Hey, NFL suits. Draft prospects are more than 40 times, hand spans and arm strength. Just ask USC's John David Booty, LSU's Matt Flynn and Kentucky's Andre' Woodson. We began following their draft odysseys back in January. Now they're finally meeting one-on-one with GMs and coaches to share who they are on the inside. For our fourth "This Way to the Draft" installment (see the first three on ESPN.com; search: NFL Draft '08), our three signal-callers told us which of their many character traits they're pushing in sit-downs. Then we checked their references. And because tangibles do still matter, Scouts Inc. draft genius Todd McShay weighed in with each draftee's status. Time's running out to change that.
By Luke Cyphers, Alyssa Roenigk and Carmen Renee Thompson
Photograph by Jamie Kripe
MATT FLYNN, LSU
CHARACTER TRAIT: Scrappiness
Alvin Flynn, dad, Baylor QB from 1967 to '69: "My dad nicknamed Matt Iron Head when he was little, because you couldn't tell Matt he couldn't do something. He understands what he's up against now. He'll be fighting to stay on a team, but he's confident in his ability."
Ty Wright, Flynn's best friend since elementary school in Tyler, Texas, Cubs minor league outfielder: "We were like Lloyd and Harry from Dumb & Dumber—always goofy and competing. But being that competitive helped put us in the situation we're both in now."
Gary Crowton, LSU offensive coordinator: "Against Arkansas, Matt separated his shoulder diving into the end zone. He came out, got a shot and went back in. When the shot wore off, he got another one and went back in. When that wore off, he got another. He's a tough kid."
McSHAY's STATUS REPORT
At the combine, Flynn showed good physical ability and had nice measurements: 6'2", 228 pounds and a 4.79 40. However, he had some of the smallest hands. That's an issue. He'll probably be drafted, but he needs to throw well at his March 26 pro day. During that workout, if I were he, I'd emphasize his strongest attribute—throwing on the move.
ANDRE' WOODSON, KENTUCKY
CHARACTER TRAIT: Resiliency
Robin Woodson, mom: "I don't know how he does it, but Andre' always finds a way back from adversity. After he had a tough Senior Bowl and all the talking heads were criticizing him, I was upset. But he just said, 'Mom, don't even listen to it.' I probably worry more than he does."

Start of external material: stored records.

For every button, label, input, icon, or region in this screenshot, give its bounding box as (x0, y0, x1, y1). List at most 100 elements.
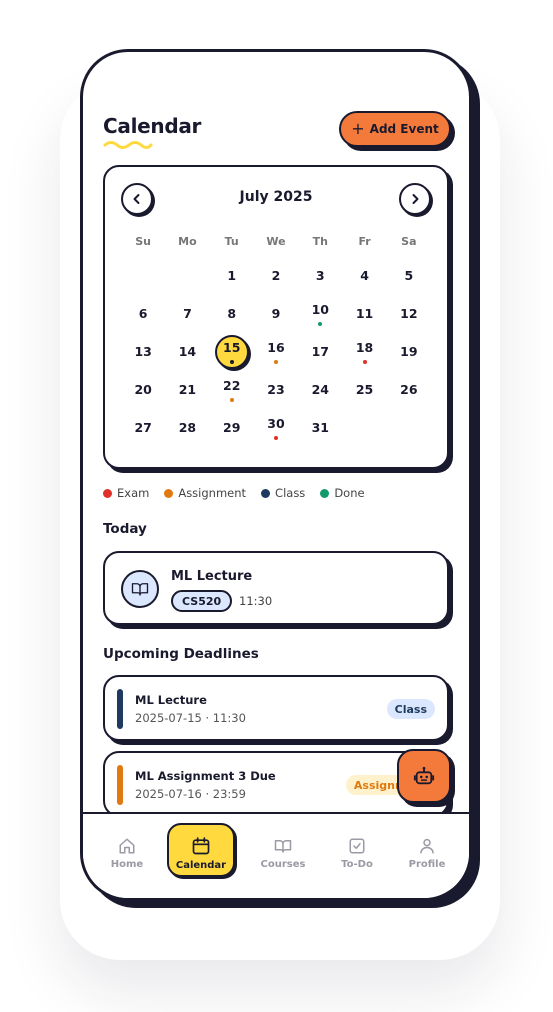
today-event-time: 11:30 (239, 594, 273, 608)
calendar-day[interactable]: 25 (342, 371, 386, 409)
calendar-day[interactable]: 29 (210, 409, 254, 447)
calendar-day-number: 16 (267, 340, 285, 356)
calendar-day[interactable]: 22 (210, 371, 254, 409)
legend-label: Done (334, 486, 365, 500)
calendar-day[interactable]: 14 (165, 333, 209, 371)
deadlines-section-title: Upcoming Deadlines (103, 646, 259, 662)
calendar-day-number: 1 (227, 267, 237, 283)
page-title: Calendar (103, 114, 202, 138)
calendar-day[interactable]: 9 (254, 295, 298, 333)
book-icon (121, 570, 159, 608)
calendar-day-number: 26 (400, 381, 418, 397)
calendar-day[interactable]: 24 (298, 371, 342, 409)
calendar-day[interactable]: 27 (121, 409, 165, 447)
calendar-day-number: 29 (223, 419, 241, 435)
legend-dot (320, 488, 330, 498)
course-chip: CS520 (171, 590, 233, 612)
calendar-day[interactable]: 4 (342, 257, 386, 295)
calendar-day-number: 2 (271, 267, 281, 283)
today-event-title: ML Lecture (171, 569, 253, 584)
calendar-day[interactable]: 30 (254, 409, 298, 447)
next-month-button[interactable] (399, 183, 431, 215)
deadline-color-bar (117, 765, 123, 805)
weekday-header: Su (135, 235, 152, 248)
deadline-item[interactable]: ML Lecture 2025-07-15 · 11:30 Class (103, 675, 449, 741)
calendar-day-number: 5 (404, 267, 414, 283)
calendar-day[interactable]: 2 (254, 257, 298, 295)
nav-item-todo[interactable]: To-Do (325, 826, 389, 880)
calendar-day-number: 11 (355, 305, 374, 321)
calendar-day[interactable]: 11 (342, 295, 386, 333)
calendar-day-number: 3 (315, 267, 325, 283)
assistant-fab-button[interactable] (397, 749, 451, 803)
calendar-day[interactable]: 18 (342, 333, 386, 371)
calendar-day[interactable]: 17 (298, 333, 342, 371)
calendar-day-number: 8 (227, 305, 237, 321)
weekday-header: Mo (178, 235, 197, 248)
calendar-day[interactable]: 26 (387, 371, 431, 409)
calendar-day[interactable]: 1 (210, 257, 254, 295)
nav-label-home: Home (110, 858, 144, 870)
nav-label-profile: Profile (408, 858, 446, 870)
calendar-blank-cell (121, 257, 165, 295)
calendar-day-number: 31 (311, 419, 329, 435)
weekday-header: Tu (224, 235, 239, 248)
calendar-day-number: 4 (360, 267, 369, 283)
calendar-day[interactable]: 31 (298, 409, 342, 447)
event-dot (362, 360, 367, 364)
calendar-day[interactable]: 12 (387, 295, 431, 333)
calendar-day-number: 20 (134, 381, 152, 397)
bottom-nav: Home Calendar Courses To-Do Profile (83, 812, 469, 898)
plus-icon: + (351, 119, 365, 138)
deadline-type-badge: Class (386, 699, 435, 719)
calendar-day[interactable]: 10 (298, 295, 342, 333)
legend-dot (103, 488, 112, 498)
legend-item: Assignment (164, 486, 246, 500)
calendar-day[interactable]: 28 (165, 409, 209, 447)
nav-label-calendar: Calendar (175, 859, 227, 871)
add-event-label: Add Event (369, 122, 439, 136)
legend-dot (164, 488, 174, 498)
calendar-day[interactable]: 16 (254, 333, 298, 371)
nav-label-todo: To-Do (341, 858, 373, 870)
home-icon (119, 838, 135, 853)
calendar-day[interactable]: 3 (298, 257, 342, 295)
nav-item-calendar[interactable]: Calendar (169, 826, 233, 880)
calendar-day[interactable]: 6 (121, 295, 165, 333)
calendar-icon (192, 836, 210, 854)
event-dot (229, 398, 234, 402)
title-underline (103, 141, 153, 149)
nav-item-home[interactable]: Home (95, 826, 159, 880)
nav-item-profile[interactable]: Profile (395, 826, 459, 880)
calendar-day-number: 7 (183, 305, 192, 321)
chevron-right-icon (412, 194, 419, 204)
calendar-day-number: 23 (267, 381, 285, 397)
calendar-day-number: 18 (355, 340, 374, 356)
calendar-day[interactable]: 8 (210, 295, 254, 333)
calendar-day[interactable]: 15 (210, 333, 254, 371)
calendar-day-number: 10 (311, 302, 329, 318)
add-event-button[interactable]: + Add Event (339, 111, 451, 147)
calendar-day[interactable]: 23 (254, 371, 298, 409)
calendar-day-number: 25 (355, 381, 374, 397)
calendar-day[interactable]: 5 (387, 257, 431, 295)
event-dot (229, 360, 234, 364)
legend-item: Done (320, 486, 365, 500)
calendar-day-number: 19 (400, 343, 418, 359)
today-section-title: Today (103, 521, 147, 537)
today-event-card[interactable]: ML Lecture CS520 11:30 (103, 551, 449, 625)
event-dot (318, 322, 323, 326)
open-book-icon (274, 839, 292, 853)
calendar-day[interactable]: 20 (121, 371, 165, 409)
deadline-title: ML Assignment 3 Due (135, 769, 276, 783)
event-dot (273, 436, 278, 440)
calendar-day[interactable]: 21 (165, 371, 209, 409)
calendar-day-number: 28 (178, 419, 197, 435)
calendar-day[interactable]: 19 (387, 333, 431, 371)
calendar-day-number: 14 (178, 343, 197, 359)
phone-frame: Calendar + Add Event July 2025 Su Mo Tu We T… (80, 49, 472, 901)
nav-item-courses[interactable]: Courses (251, 826, 315, 880)
calendar-day[interactable]: 7 (165, 295, 209, 333)
legend-label: Exam (117, 486, 150, 500)
calendar-day[interactable]: 13 (121, 333, 165, 371)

Rich Brooks, Kentucky head coach: "Andre' had the starting job as a sophomore and then lost it in spring practice. At that time, he didn't understand what it took to be a top quarterback, like being a student of the game. But he never quit and he figured it out. By the fall, he'd earned back his job."
Paul Hackett, ex-NFL offensive coordinator who organized Woodson's March 5 pro day: "I observed him with his teammates for three days, and you can see the respect and the bond there. They had some disappointments during the season, but he never deflected responsibility. He just doesn't get ruffled."
McSHAY's STATUS REPORT
At his pro day, his delivery hitch was barely detectable, and he had a lot more zip on his ball. Credit that to getting away from Mike Martz, his QB coach at the Senior Bowl. Character is a real strongpoint. He's not an in-your-face leader, but he handles himself well. Woodson has settled into the bottom portion of the second round or the top of the third.
JOHN DAVID BOOTY, USC
CHARACTER TRAIT: Leadership
Johnny Booty, dad and HS coach in Shreveport, La.: "During his sophomore year, we lost to West Monroe by 24. That night, JD led a group into my office and said, 'Dad, we have 10 weeks to get ready to beat this team in the state championship.' Ten weeks later, in the title game against West Monroe, he drove us down the field for the winning score."
Judge Bobby Waddell, JDB's Little League coach: "When John David was 10, we drove down to Baton Rouge for an LSU game. On the way back, at 1 a.m., everyone in the car was asleep. All of a sudden, JD comes crawling into the passenger seat. He was 10, but he sat up until 3 a.m., listening to me and asking questions. That's John David. He wants to know about me, my family and the kids he plays with. It's never about him."
John Woodson, neighbor and rodeo cowboy: "When JD was a kid, we wouldn't let him rope live steers because we were afraid he'd break his arm. So he roped on the dummies. He learned how to rope and just fell in as one of the guys. JD was the star QB but never tried to be special."
McSHAY's STATUS REPORT
Booty's stock has remained steady. He's intelligent, accurate and has a quick release. The only thing lacking is jaw-dropping athleticism and arm strength. Like Woodson, he's not overly vocal. But he exudes quiet confidence. He'll probably be about the 90th player taken, and it won't surprise me if he's a longtime pro in the right West Coast system.